Now if we try that with `|>`

we know in advance that it won’t work but I’m doing it here to generate the error

```
ex_df |>
pivot_longer(everything(), names_to = "group", values_to = "value") |>
# additional cleaning step ... |>
t.test(value ~ group, data = .)
```

```
Error in `vec_c()`:
! Can't combine `group` <character> and `value` <double>.
```

We can get around this if we really want, with an anonymous function.

```
ex_df |>
pivot_longer(everything(), names_to = "group", values_to = "value") |>
(\(df) t.test(value ~ group, data = df))()
```

```
Welch Two Sample t-test
data: value by group
t = -13.731, df = 197.69, p-value < 2.2e-16
alternative hypothesis: true difference in means between group grp1 and group grp2 is not equal to 0
95 percent confidence interval:
-11.784637 -8.824786
sample estimates:
mean in group grp1 mean in group grp2
9.962203 20.266915
```

I quite like the notation of the anonymous functions but I’m not going to go into detail on them here because others have already provided excellent explanations. The blog post I linked above is one of them and I encourage you to read that too.

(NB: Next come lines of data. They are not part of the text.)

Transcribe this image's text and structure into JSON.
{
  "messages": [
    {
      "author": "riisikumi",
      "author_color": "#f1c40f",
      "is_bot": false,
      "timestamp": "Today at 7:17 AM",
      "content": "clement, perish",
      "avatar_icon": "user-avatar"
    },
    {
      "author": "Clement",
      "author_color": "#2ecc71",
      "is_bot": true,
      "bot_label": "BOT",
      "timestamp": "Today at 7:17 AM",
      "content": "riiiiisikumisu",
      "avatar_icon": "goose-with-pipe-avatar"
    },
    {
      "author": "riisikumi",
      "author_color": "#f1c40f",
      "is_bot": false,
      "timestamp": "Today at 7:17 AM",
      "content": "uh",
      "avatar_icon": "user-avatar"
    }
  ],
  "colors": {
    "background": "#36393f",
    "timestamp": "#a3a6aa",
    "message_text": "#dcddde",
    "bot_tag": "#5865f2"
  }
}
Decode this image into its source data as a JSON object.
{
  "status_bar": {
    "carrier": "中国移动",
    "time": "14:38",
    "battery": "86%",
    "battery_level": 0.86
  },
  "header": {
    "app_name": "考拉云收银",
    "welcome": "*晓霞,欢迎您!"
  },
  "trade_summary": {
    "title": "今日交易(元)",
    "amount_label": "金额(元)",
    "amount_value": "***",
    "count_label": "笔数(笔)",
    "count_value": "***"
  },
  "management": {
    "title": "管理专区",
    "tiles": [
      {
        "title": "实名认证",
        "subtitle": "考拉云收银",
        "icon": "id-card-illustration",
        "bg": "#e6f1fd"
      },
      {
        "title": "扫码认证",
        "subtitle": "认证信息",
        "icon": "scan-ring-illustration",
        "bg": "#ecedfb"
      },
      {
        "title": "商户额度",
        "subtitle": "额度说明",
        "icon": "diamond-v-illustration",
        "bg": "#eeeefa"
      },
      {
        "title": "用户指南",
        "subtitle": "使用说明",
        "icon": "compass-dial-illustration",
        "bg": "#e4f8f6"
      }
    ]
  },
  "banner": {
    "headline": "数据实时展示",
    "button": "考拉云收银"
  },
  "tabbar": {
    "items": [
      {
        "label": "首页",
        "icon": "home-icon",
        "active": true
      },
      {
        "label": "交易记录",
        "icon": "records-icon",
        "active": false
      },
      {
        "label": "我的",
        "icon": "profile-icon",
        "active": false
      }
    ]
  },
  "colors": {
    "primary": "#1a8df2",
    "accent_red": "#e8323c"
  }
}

The conclusion I came to after this little bit of reading was that I’ll stick to the magrittr pipe `%>%`

, as i think the notation it leads to (include the `.`

notation) is easier to read. The exception to this would be if I was writing a package. In that case I do try to limit the dependencies and it might be worthwhile using `|>`

and anonymous functions.

As part of the reading I did, I also revisited the other pipes available from the `magrittr`

package and it was really good reminder of what the options were. The ones I think I’ll end up using the most are the assignment pipe `%<>%`

and what I’ll probably end up column the *column* pipe (the exposition pipe) `%$%`

.

The `%$%`

provides an alternative to the above `t.test()`

notation as it allows us to access the columns directly.

```
library(magrittr)
ex_df %$%
t.test(grp1, grp2)
```

```
Welch Two Sample t-test
data: grp1 and grp2
t = -13.731, df = 197.69, p-value < 2.2e-16
alternative hypothesis: true difference in means is not equal to 0
95 percent confidence interval:
-11.784637 -8.824786
sample estimates:
mean of x mean of y
9.962203 20.266915
```

The assignment pipe saves me some typing for things I do a lot by replacing

```
ex_df <- ex_df %>%
pivot_longer(everything(), names_to = "group", values_to = "value")
```

with

```
ex_df %<>% pivot_longer(everything(), names_to = "group", values_to = "value")
head(ex_df)
```

```
# A tibble: 6 × 2
group value
<chr> <dbl>
1 grp1 1.63
2 grp2 14.3
3 grp1 5.09
4 grp2 8.97
5 grp1 24.2
6 grp2 19.6
```

If you are reading this and haven’t already, then I would really encourage you to read the blog post. I’m a big fan of the pipe and will continue to use it but for my personal work, I think I’ll stick with the `magrittr`

pipe rather than switch to the base pipe.